I have an R data.table
created from splitting a string into paragraphs (using stringr
) and then transposing, e.g. from something like:
paras = dat[,transpose(str_extract_all(longstring, myregex))][, index := .I]
where longstring
is a multi-paragraph string and regex
some regular expression used to split longstring
into paragraphs (index
is just a column I need for various joins later).
This creates a new data.table paras
which has index
and as many new columns (V1
,V2
,V3
...) as there are paragraphs in the longest observation of longstring
(in my case it goes to V5
). Some observations of longstring
have fewer paragraphs and then will have NA
values in e.g. V5
.
I want a new data.table which has only three columns: index
, V
, where V
contains all of the non-NA V1
, V2
, V3
... columns appended together, and Vsource
which shows the "paragraph number".
This is easily done with:
newdat = rbind(
paras[,c('V', 'Vsource') := .(V1, 1)][!is.na(V),.(V,index, Vsource)],
paras[,c('V', 'Vsource') := .(V2, 2)][!is.na(V),.(V,index, Vsource)],
paras[,c('V', 'Vsource') := .(V3, 3)][!is.na(V),.(V,index, Vsource)],
paras[,c('V', 'Vsource') := .(V4, 4)][!is.na(V),.(V,index, Vsource)],
paras[,c('V', 'Vsource') := .(V5, 5)][!is.na(V),.(V,index, Vsource)]
)
But the above is a really ugly way of doing this, and also requires me to hardcode the number of V variables. I would like a version which will work however many paragraphs are in longstring
. I'm an R beginner and in my usual software (Stata) I could easily do this with a loop. But I can't get a loop to work for this problem in R, and anyway suspect there's some better vectorized way of doing, using something like lapply
with .SD
? But I'm still learning these methods.
PS: any good tutorials on using lapply
, sapply
, apply
etc with data.table would be much appreciated.
I think this is just a melt
. I'll demo with two simple sentences and split on " "

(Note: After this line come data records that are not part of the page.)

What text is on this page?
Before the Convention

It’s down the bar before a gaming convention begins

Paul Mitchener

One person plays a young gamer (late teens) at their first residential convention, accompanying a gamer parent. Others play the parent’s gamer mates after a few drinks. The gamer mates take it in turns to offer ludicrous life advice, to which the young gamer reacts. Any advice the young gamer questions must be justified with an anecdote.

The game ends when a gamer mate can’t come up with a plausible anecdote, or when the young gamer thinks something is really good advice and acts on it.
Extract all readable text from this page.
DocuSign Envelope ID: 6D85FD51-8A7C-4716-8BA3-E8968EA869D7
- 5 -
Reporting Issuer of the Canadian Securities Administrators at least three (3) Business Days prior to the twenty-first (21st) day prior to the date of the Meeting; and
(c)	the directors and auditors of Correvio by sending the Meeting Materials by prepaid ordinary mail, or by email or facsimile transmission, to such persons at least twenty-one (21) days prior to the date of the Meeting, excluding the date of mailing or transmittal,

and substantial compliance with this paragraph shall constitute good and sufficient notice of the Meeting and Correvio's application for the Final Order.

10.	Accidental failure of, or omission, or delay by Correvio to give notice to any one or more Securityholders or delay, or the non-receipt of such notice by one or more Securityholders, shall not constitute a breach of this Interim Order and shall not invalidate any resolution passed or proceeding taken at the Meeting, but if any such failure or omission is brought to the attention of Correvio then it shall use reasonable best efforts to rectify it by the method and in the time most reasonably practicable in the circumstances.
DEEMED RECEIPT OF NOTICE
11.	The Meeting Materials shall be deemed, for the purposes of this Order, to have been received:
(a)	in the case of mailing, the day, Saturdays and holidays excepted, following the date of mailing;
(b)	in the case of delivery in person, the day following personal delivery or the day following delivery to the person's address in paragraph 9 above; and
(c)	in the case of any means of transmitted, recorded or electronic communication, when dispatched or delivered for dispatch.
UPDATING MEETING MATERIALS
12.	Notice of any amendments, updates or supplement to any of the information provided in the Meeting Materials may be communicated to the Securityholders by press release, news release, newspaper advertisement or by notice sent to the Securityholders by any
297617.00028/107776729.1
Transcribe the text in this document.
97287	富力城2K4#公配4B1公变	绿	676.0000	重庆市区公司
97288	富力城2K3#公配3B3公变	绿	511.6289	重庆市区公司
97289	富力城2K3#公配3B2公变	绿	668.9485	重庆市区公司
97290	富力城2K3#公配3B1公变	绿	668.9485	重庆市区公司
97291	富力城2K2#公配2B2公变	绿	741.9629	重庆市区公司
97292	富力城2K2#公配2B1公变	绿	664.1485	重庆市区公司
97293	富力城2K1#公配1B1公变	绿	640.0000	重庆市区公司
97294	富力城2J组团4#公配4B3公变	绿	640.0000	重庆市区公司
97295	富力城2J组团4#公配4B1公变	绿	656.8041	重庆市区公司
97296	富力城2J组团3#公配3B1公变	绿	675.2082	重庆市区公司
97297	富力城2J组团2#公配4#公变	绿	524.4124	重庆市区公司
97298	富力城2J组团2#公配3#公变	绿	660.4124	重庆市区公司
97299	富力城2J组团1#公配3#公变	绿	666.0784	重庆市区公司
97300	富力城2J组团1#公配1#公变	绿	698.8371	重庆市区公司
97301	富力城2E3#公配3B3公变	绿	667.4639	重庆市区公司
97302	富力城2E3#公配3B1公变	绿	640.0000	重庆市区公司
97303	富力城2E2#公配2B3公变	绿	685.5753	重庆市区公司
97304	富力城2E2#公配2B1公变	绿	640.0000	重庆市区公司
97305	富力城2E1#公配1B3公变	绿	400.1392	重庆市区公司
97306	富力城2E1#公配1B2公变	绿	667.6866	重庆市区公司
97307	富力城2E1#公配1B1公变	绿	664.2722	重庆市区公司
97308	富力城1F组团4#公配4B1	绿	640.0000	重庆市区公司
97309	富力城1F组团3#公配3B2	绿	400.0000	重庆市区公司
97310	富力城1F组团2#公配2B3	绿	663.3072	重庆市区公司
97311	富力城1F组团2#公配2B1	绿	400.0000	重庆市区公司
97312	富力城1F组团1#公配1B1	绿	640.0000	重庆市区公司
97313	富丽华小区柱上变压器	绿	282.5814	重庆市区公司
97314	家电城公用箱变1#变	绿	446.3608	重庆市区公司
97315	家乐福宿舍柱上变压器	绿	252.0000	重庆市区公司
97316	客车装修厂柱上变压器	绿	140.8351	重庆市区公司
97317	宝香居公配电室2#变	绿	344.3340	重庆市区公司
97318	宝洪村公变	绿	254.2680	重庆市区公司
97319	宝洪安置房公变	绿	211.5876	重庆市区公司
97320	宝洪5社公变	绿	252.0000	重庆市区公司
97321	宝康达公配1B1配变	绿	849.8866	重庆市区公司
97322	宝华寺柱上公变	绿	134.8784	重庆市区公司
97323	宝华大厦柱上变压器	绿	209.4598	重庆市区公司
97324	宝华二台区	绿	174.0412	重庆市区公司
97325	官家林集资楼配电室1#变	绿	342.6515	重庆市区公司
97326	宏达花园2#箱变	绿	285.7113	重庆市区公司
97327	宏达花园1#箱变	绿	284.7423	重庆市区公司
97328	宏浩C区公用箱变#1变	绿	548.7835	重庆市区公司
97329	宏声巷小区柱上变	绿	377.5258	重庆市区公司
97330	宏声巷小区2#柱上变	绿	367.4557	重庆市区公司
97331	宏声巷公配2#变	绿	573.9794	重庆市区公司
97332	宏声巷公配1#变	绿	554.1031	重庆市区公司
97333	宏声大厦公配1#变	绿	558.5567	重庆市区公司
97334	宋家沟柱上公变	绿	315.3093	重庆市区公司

, I think it should project on your real data.
library(data.table)
DT <- data.table(longstring=c("this is a long sentence", "not as long"))
myregex <- " "
paras <- DT[, transpose(strsplit(longstring, myregex))][, index := .I]
paras
# V1 V2 V3 V4 V5 index
# <char> <char> <char> <char> <char> <int>
# 1: this is a long sentence 1
# 2: not as long <NA> <NA> 2
yourdat <- rbind(
copy(paras)[,c('V', 'Vsource') := .(V1, 1)][!is.na(V),.(V,index, Vsource)],
copy(paras)[,c('V', 'Vsource') := .(V2, 2)][!is.na(V),.(V,index, Vsource)],
copy(paras)[,c('V', 'Vsource') := .(V3, 3)][!is.na(V),.(V,index, Vsource)],
copy(paras)[,c('V', 'Vsource') := .(V4, 4)][!is.na(V),.(V,index, Vsource)],
copy(paras)[,c('V', 'Vsource') := .(V5, 5)][!is.na(V),.(V,index, Vsource)]
)
yourdat
# V index Vsource
# <char> <int> <num>
# 1: this 1 1
# 2: not 2 1
# 3: is 1 2
# 4: as 2 2
# 5: a 1 3
# 6: long 2 3
# 7: long 1 4
# 8: sentence 1 5
(Note that I used copy(paras)
here ... without it, the original paras
had V
and Vsource
columns appended, which would disrupt the melt
operation below.)
And the melt:
melt(paras, "index", variable.name = "Vsource", value.name = "V", na.rm =TRUE)
melted
# index Vsource V
# <int> <fctr> <char>
# 1: 1 V1 this
# 2: 2 V1 not
# 3: 1 V2 is
# 4: 2 V2 as
# 5: 1 V3 a
# 6: 2 V3 long
# 7: 1 V4 long
# 8: 1 V5 sentence
You just need to string-ify and remove the leading "V"
to get the same actual values.
melted[, Vsource := as.integer(sub("^V", "", as.character(Vsource)))]
melted
# index Vsource V
# <int> <int> <char>
# 1: 1 1 this
# 2: 2 1 not
# 3: 1 2 is
# 4: 2 2 as
# 5: 1 3 a
# 6: 2 3 long
# 7: 1 4 long
# 8: 1 5 sentence
(Assuming you really need an integer.)